Hypocrisy reigns in 2012: We mock the PC crowd as thought police while Internet anonymity breeds breathtaking nastiness—then we demand mea culpas from public figures for the smallest slips from their too-loose lips. Given that, what are we to make of insult comics in the 21st century—particularly Brad Garrett?

Recently, the big guy opened his new comedy joint at MGM Grand, machine-gunning front-row patrons, riffing on enough stereotypes to fuel an All in the Family reboot: Joke grenades were lobbed at Hispanics, women, African-Americans, the old, young, overweight—anyone in his sight range with a pulse and a personality trait.

Defenders cite the practice as cathartic: When verbal miscues can cost someone their job, it’s a release for people within the safe confines of comedy. Plus, by insulting everyone, it punctures stereotypes, exposing their foolishness. One supporter’s Internet screed likened it to S&M, asserting that like a partner getting spanked, willing victims of barbs interpret humiliation as love.

Critics condemn it on a simple definition: hate speech formalized and condoned within an entertainment setting.

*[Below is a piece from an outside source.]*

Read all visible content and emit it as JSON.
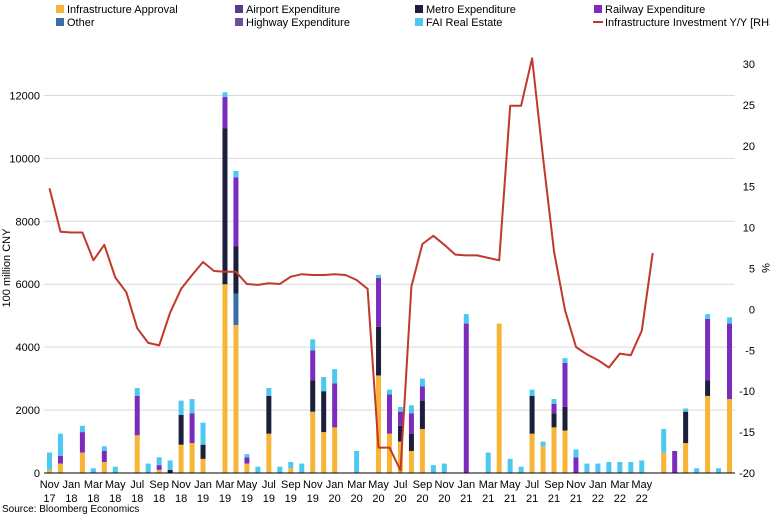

Garrett as a Next–Gen Don Rickles is the default comparison, but not quite analogous. Stage presence and delivery make the difference.

Beyond the fact that “Mr. Warmth” dates to a less-PC era and isn’t expected to reverse the shtick he’s built his career on, the short, bald Rickles is razor-tongued, but unthreatening, like a naughty child. Zingers play like playground banter for grown-ups. Often letting a few beats pass between barbs so it isn’t too oppressive, Rickles employs sly smiles or exaggerated expressions to deflate any sense of hostility.

Garrett—by all accounts a pleasant man who’s no bigot (and a hilarious sitcom actor)—is undermined by his own physicality. Towering at 6-foot-8, prowling a small stage that makes him look even larger, often leaning down close to his targets’ faces and firing off insults like a 20-round gun clip in his growly, basso-profundo voice, he’s an intimidating presence, even unintentionally.

Remember also that Garrett’s mining racial/ethnic stereotypes as America heads toward what demographers term a “majority-minority” nation in which Caucasians will comprise less than half the population.

Come that day, the intimidation could be on the other foot.

Let’s nosh on notes: What a big baby (boomer). That’s Louie Anderson, whose new show—yes, Big Baby Boomer—debuts April 18 at Palace Station.

Imagine: The John Lennon Educational Tour Bus is at The Mirage now through April 14, on its mission to spread the late Beatle’s love of music to kids via an audio/video recording studio on wheels.

On a more stationary note, The Smith Center for the Performing Arts has added a raft of new musicals to its Broadway series. The most fascinating include the bilingual revival of West Side Story; The Addams Family, one of those shows that defied picky critics to become an audience fave; Green Day’s raucous American Idiot and the sublime Billy Elliot the Musical.

Among this week’s Smith Center happenings, give your attention to sketch-comedy troupe Women Fully Clothed (April 13-14)—even if their name doesn’t exactly fit the Vegas aesthetic. And give it up for ace movie-tune crooner Andrea Marcovicci, also expected to be completely covered, also April 13-14. Pick one each day and enjoy.

Finally, give a big anniversary smooch to the Flamingo’s X Burlesque, which on April 19 celebrates a decade of resistance to chest concealment. What could be more deserving of thanks than bottomless topless-ness?